The main goal here is look for the parameters which best fit both the black and the blue one. What am I doing wrong?
Many thanks in advance.
The main goal here is look for the parameters which best fit both the black and the blue one.
I doubt that is possible. The (Ve,ye) data plot a curve (blue pentagrams in your plot), and the (Vc,Ic) data plot a straight line (the black line in your plot).
What am I doing wrong?
You are assuming that the parameters for your function that describe the blue pentagram data curve will also fit the black data straight line. They have absolutely nothing in common. If you have two data sets that were similar, with similar ranges and other characteristics in both the independent and dependent variables, you could probably get a parameter set that fit both of them (although neither as well as specific parameter estimates for each one). However here that is not possible.
Thank you one more time Star Strider, it's a pleasure still having you here.
I do know that the two data sets have nothing in common, and the fitting would be extremely poor. But, I have to find the bests parameters that fit both at the same time. So, is this expression correct for this case?

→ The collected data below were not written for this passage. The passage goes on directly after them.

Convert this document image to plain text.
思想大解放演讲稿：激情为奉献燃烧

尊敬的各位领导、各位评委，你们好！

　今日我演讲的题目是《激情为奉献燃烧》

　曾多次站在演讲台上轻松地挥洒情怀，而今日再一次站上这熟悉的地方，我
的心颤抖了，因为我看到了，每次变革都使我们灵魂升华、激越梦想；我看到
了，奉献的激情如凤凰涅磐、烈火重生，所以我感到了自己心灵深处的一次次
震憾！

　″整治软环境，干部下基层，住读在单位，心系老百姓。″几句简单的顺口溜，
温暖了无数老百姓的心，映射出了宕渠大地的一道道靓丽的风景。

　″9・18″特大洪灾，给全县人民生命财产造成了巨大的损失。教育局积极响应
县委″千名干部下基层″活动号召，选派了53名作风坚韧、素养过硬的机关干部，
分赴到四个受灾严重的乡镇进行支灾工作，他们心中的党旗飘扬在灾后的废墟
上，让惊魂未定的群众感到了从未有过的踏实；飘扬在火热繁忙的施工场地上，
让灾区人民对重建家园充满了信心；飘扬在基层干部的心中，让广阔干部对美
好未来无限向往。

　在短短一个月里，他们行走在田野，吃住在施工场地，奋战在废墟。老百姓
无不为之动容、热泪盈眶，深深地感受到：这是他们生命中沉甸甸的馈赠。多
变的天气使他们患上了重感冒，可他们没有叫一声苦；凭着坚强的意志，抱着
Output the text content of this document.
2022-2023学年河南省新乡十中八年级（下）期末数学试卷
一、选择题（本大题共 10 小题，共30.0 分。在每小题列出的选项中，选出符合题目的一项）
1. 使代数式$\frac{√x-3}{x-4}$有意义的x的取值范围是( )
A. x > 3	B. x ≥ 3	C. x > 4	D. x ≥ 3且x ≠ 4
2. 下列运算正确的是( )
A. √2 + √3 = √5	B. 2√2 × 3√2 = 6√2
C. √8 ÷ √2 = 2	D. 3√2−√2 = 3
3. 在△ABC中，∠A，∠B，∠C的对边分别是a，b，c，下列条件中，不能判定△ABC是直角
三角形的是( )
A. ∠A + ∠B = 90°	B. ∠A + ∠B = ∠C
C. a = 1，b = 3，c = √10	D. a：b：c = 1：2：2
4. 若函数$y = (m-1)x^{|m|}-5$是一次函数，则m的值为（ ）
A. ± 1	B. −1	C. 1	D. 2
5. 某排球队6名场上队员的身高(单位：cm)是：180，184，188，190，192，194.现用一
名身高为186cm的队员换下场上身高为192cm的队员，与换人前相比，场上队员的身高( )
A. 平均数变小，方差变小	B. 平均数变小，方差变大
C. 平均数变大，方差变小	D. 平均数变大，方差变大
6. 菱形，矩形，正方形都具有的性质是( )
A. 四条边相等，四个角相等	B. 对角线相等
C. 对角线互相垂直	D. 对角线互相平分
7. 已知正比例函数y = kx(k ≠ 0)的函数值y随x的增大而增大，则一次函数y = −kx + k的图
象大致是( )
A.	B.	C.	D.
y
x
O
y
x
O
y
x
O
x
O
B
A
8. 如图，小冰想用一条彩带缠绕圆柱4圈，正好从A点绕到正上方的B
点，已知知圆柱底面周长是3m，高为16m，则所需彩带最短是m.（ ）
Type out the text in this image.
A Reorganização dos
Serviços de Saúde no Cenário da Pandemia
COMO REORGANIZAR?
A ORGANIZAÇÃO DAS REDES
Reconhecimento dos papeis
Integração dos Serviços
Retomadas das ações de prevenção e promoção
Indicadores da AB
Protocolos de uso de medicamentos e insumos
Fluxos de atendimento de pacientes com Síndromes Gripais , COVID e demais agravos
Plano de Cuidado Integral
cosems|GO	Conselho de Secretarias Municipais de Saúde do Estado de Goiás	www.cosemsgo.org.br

ftns = @(b) norm(ye - d2(b(1),b(2),b(3),b(4),Ve) + norm(Ic - curr(b(1),b(2),b(3),b(4),Vc)));
I imagine that the curve result with the "fitted" may be between the black and the blue one, but can't be 0 as shown in the graph (red curve).
Kind regards,
The expression itself appears to me to be correct, although I have never done such an optimization. The problem of course is that you are attempthing to identify the same parameters from two different data sets of different lengths, with different characteristics, and over different ranges of the indpendent variable. I cannot imagine that this will ever be successful.
Thanks a lot, I'll try to do the best optimization.
Regards,
As always, my pleasure.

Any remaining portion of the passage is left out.